Even though it feels most natural to me, I am not currently using Gadfly. The reason being: Gadfly seemed unfortunately slow on initial startup; This is survivable, and there are workarounds. But even after startup it seemed slow on many basic tasks. If I histogram a million data points it took 30 seconds for each plot of that histogram (i.e. slower than python’s pyplot). It saps the utility of an elegant graph grammar if it’s not responsive to your adjustments. I wonder if this can be improved?

Gadfly is based on a declarative vector graphics system called Compose.jl, which might be independently useful.

Makie

Makie is an OpenGL-backed visualisation library so without investigating further I would presume it does great on screen-quality 3d possibly at the expense of print-quality 2d. Haven’t tried it, since learning the Plots.jl and Gadfly.jl APIs has filled up my brain, but the gallery is pretty.

Edited highlights of its justification for existing:

Makie is a high level plotting interface for GLVisualize, with a focus on interactivity and speed.

It can also be seen as a prototype for a new design of Plots.jl, since it will implement a very similar interface and incorporate a lot of the ideas.

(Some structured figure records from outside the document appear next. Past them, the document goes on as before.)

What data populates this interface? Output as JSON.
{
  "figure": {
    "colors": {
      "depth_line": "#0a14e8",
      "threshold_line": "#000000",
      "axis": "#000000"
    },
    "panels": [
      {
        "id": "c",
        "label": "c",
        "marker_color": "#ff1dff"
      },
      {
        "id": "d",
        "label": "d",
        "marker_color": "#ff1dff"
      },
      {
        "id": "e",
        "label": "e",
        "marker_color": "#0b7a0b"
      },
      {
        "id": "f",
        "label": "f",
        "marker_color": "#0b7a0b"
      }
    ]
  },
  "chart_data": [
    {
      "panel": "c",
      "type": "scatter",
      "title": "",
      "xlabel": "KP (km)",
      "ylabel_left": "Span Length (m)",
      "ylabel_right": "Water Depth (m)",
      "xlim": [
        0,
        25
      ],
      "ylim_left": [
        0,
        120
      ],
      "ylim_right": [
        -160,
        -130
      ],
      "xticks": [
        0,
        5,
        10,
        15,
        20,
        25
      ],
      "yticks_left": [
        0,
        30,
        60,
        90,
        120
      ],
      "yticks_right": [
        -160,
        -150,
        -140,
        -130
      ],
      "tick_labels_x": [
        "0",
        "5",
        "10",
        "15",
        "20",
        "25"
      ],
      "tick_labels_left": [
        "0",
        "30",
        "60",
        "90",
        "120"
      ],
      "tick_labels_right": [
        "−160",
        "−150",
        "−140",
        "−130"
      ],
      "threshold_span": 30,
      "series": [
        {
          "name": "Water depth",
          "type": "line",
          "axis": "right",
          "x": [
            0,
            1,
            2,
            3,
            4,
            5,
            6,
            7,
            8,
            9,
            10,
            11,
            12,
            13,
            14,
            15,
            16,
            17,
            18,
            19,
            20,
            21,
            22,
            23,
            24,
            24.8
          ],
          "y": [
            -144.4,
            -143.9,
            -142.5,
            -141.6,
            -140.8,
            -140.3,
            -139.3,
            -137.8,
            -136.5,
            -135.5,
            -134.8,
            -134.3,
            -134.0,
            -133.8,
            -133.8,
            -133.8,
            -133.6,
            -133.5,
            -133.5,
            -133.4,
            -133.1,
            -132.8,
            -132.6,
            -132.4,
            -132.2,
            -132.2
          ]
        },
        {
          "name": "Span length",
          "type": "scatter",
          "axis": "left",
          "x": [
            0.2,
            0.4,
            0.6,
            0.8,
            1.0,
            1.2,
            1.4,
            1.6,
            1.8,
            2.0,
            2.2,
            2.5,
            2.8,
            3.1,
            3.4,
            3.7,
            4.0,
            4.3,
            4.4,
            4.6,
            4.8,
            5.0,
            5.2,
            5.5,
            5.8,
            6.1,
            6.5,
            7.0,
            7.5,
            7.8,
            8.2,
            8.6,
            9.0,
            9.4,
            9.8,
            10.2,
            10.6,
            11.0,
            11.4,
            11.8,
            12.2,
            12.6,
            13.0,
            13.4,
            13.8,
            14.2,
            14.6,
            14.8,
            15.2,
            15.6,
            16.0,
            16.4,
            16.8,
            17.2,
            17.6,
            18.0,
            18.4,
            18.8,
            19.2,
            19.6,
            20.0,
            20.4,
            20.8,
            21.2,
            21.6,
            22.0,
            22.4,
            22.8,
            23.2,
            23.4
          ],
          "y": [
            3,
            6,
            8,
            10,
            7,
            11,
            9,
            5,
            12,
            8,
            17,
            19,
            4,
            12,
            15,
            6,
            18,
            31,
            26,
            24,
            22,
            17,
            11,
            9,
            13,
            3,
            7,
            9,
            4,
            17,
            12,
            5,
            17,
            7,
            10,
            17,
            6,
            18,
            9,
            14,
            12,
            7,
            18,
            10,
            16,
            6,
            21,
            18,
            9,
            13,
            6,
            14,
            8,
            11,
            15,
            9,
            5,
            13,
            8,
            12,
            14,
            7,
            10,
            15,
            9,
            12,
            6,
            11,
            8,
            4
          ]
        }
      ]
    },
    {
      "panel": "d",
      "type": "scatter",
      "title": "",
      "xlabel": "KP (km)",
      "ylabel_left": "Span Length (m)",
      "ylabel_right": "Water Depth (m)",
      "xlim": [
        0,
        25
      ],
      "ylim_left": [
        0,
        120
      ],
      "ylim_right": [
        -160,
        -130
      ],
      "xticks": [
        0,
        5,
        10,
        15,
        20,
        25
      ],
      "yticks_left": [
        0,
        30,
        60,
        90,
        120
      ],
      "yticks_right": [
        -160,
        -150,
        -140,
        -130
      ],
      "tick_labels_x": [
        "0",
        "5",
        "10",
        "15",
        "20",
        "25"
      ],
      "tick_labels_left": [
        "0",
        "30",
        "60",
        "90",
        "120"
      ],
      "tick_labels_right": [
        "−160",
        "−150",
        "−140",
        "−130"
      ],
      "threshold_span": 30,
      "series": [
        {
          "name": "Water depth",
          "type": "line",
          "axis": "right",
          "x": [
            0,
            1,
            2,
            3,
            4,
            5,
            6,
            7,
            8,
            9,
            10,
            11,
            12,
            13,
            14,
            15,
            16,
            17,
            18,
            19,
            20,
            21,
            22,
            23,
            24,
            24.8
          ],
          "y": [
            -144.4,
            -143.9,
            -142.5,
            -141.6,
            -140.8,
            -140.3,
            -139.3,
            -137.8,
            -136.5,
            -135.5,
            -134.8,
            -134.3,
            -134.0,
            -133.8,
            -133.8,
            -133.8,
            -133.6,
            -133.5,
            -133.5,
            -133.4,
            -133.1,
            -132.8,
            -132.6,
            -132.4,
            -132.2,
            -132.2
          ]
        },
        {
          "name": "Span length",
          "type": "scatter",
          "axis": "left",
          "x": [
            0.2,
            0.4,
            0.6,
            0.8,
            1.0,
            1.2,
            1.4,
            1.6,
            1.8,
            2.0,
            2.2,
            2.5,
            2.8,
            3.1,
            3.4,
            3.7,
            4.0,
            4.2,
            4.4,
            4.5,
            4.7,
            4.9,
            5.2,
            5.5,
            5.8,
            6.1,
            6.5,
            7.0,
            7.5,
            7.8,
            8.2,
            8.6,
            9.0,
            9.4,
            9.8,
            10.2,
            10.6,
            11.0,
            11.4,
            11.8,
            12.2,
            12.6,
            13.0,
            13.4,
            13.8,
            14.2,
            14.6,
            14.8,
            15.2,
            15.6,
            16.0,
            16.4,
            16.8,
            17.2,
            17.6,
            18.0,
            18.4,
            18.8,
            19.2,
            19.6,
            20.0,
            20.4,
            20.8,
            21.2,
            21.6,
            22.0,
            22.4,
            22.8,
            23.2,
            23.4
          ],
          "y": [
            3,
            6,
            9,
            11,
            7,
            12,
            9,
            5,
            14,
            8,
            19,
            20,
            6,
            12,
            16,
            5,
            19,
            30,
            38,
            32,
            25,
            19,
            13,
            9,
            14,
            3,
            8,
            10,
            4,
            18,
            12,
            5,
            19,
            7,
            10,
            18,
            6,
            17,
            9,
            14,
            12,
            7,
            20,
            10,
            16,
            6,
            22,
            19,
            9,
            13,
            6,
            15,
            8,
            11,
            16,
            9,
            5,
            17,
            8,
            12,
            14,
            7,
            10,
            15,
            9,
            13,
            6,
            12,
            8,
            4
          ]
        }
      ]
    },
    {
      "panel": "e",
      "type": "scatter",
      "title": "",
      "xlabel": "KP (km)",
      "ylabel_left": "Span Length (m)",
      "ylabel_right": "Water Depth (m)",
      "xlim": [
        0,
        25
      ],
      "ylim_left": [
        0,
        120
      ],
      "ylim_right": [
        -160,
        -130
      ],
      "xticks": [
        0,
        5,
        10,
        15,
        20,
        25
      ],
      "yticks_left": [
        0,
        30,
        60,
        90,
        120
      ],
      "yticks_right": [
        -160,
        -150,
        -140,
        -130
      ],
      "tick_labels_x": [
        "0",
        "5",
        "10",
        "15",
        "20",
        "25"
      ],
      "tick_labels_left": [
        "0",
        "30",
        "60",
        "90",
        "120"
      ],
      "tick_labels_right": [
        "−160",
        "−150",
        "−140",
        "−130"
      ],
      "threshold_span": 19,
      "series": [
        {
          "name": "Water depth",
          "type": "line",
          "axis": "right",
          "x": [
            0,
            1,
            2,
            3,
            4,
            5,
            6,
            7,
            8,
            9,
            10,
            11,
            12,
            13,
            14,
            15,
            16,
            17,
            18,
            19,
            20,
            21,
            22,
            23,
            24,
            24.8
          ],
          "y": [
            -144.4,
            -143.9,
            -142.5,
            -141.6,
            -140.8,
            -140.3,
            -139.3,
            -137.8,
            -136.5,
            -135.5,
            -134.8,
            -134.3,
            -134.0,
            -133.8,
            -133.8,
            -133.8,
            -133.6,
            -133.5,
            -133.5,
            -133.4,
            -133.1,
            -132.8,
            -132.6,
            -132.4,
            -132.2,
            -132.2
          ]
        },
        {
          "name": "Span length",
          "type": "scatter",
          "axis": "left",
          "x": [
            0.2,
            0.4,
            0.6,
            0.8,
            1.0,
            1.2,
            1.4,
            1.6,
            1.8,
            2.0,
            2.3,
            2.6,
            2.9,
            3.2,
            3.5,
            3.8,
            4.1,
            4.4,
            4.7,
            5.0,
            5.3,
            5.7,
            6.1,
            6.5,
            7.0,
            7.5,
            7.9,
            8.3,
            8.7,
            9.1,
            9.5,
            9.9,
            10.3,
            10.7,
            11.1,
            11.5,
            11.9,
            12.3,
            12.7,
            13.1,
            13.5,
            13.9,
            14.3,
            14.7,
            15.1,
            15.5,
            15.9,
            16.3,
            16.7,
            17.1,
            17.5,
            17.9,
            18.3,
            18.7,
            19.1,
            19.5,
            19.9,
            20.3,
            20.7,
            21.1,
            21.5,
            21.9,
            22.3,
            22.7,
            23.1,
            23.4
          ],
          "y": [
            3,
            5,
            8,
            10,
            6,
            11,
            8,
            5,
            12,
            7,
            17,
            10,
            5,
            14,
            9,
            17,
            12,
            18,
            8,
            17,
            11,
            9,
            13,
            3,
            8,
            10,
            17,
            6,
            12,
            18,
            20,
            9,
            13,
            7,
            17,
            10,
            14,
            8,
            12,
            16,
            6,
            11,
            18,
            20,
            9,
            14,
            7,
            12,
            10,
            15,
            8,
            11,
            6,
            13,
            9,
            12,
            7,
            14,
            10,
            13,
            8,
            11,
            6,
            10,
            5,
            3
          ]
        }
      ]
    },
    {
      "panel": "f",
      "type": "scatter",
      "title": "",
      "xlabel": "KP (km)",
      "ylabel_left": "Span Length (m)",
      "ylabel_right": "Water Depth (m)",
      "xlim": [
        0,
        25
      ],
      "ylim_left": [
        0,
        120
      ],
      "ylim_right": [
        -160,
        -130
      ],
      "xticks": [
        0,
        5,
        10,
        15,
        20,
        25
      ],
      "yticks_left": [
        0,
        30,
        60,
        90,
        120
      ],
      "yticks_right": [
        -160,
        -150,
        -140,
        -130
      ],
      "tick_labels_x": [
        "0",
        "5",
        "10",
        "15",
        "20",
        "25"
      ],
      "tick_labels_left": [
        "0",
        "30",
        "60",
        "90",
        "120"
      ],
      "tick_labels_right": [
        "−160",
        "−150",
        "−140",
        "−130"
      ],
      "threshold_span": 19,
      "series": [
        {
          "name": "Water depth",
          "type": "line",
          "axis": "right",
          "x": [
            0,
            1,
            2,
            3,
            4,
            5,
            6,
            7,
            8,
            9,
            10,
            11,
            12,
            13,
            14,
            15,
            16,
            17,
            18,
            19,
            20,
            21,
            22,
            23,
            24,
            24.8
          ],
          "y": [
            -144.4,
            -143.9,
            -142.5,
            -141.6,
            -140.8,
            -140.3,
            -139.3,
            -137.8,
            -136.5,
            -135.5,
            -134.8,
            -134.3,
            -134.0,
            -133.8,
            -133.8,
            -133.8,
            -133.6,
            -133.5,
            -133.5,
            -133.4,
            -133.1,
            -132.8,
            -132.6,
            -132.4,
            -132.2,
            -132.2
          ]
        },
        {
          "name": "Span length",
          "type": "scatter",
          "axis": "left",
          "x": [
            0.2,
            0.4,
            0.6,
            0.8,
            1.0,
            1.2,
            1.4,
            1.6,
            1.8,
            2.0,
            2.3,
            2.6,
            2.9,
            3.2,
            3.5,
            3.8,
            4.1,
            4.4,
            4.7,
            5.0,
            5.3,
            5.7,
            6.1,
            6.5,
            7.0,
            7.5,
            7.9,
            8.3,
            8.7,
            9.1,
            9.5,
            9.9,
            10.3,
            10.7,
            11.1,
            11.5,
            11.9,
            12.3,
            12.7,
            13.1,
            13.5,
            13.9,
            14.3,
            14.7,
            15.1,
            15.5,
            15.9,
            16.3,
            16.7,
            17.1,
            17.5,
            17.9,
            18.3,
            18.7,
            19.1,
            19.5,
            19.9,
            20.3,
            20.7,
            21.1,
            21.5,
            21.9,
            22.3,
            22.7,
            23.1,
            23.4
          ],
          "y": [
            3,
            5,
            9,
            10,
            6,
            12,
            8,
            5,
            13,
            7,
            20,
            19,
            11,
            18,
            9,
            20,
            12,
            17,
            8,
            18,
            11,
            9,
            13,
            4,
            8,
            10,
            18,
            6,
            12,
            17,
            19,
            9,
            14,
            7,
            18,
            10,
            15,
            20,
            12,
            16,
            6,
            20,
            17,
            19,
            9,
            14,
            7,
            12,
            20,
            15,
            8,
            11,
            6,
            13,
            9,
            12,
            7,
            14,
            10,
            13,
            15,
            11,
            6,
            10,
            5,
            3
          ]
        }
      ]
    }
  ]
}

A fresh start instead of the already available GLVisualize backend for Plots.jl was needed for the following reasons:

  1. Plots.jl was written to create static plots without any interaction. This is deeply reflected in the internal design and makes it hard to integrate the high performance interaction possibilities from GLVisualize.
  2. Plots.jl has many high level plotting packages as a backend [and] there is no straight interface a backend needs to implement, which lead to a lot of duplicated work for the lower level backends and a lot of inconsistent behavior since the code isn’t shared between backends.
  3. …There should be a finite set of “atomic” drawing operations (which can’t be decomposed further) which a backend needs to implement and the rest should be implemented via recipes using those atomic operations.
  4. Backend loading is done in Plots.jl via evaling the backend code. This has negative consequences:

    1. Backend code can’t be precompiled leading to longer load times
    2. Backend dependencies are not in the Plots.jl REQUIRE file…

That sounds promising for the future, eh?

Vega

Vega.jl binds to a javascript ggplot-alike, vega. There is a “higher level” binding also called VegaLite.jl.

It’s unclear to me how either of these work with print graphics, and they are both lagging behind the latest version of the underlying Vega library, so I’m wary of them.

Others

Winston.jl has a brutalist simple approach but seems to go.